NCT06130332 · Status: RECRUITING · Phase: PHASE2 · Type: INTERVENTIONAL · Enrollment: 40

Last updated 2023-11-14

No results posted yet for this study

Summary

Surgery is usually the first choice for early-stage oral squamous cell carcinoma (OSCC). However, there is currently a lack of consensus on whether patients with clinically negative cervical lymph nodes (N0) should undergo elective neck dissection (END) at the same time. About 20-30% of cT1-2N0M0 oral cancer patients have occult lymph node metastasis, and existing examination methods cannot accurately predict occult cervical lymph node metastasis. Therefore, most clinical retrospective and prospective studies recommend END for cN0 patients.

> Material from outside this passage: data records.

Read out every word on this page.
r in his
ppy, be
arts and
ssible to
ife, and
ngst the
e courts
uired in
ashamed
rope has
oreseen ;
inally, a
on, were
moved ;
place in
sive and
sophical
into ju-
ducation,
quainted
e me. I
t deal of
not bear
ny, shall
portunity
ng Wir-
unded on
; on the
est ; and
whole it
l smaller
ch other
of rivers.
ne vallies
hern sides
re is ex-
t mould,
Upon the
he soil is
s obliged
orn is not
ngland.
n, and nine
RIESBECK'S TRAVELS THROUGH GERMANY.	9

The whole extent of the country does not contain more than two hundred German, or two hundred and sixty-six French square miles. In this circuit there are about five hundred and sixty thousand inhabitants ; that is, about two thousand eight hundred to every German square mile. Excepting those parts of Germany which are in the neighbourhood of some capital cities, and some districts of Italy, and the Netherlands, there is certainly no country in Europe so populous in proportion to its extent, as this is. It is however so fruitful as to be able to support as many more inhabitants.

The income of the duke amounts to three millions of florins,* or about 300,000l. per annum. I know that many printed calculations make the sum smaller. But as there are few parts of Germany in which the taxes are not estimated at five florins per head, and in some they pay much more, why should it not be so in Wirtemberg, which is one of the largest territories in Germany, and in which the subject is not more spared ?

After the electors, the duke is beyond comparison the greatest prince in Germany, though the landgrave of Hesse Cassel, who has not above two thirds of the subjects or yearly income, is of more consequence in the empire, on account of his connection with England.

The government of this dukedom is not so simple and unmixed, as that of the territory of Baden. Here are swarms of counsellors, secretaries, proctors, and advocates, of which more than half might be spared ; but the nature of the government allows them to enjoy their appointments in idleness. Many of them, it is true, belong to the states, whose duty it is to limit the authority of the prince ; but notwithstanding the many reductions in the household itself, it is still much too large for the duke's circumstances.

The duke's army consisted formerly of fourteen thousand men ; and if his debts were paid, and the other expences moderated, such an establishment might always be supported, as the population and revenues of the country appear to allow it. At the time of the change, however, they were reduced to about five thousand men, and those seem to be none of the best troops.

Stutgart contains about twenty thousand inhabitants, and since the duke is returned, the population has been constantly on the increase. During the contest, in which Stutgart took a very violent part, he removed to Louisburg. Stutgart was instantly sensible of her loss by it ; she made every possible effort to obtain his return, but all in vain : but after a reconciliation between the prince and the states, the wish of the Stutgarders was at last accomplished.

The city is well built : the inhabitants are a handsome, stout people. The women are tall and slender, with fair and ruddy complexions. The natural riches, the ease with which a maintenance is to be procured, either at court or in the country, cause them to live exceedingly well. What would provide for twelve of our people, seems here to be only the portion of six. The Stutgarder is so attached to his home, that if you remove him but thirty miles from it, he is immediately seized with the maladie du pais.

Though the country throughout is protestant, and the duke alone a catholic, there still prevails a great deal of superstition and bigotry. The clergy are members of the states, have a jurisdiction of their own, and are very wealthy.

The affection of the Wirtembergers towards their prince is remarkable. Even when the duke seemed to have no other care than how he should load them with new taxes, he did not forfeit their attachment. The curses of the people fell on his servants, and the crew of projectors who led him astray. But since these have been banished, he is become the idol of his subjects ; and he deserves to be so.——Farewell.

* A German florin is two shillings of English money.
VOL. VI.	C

Previous studies have found that no cancer cells were found in the cervical lymph nodes of 70% of patients after END. This unselective END can cause patients with accessory nerve dysfunction, neck scars, etc., and prolong hospitalization and surgery time. Exploring the treatment model for patients with early-stage oral squamous cell carcinoma is an urgent problem that needs to be solved. This study intends to conduct a study on the neoadjuvant treatment of tislelizumab, carboplatin, and albumin-bound paclitaxel. After neoadjuvant immunotherapy in patients with early-stage oral cancer (T1-2N0M0), the primary tumor is treated with standard surgical treatment. Comparison with A single-center exploratory clinical study of traditional oral cancer radical resection + selective neck lymphadenectomy was conducted to explore its effectiveness through the difference in 2-year disease-free survival (DFS).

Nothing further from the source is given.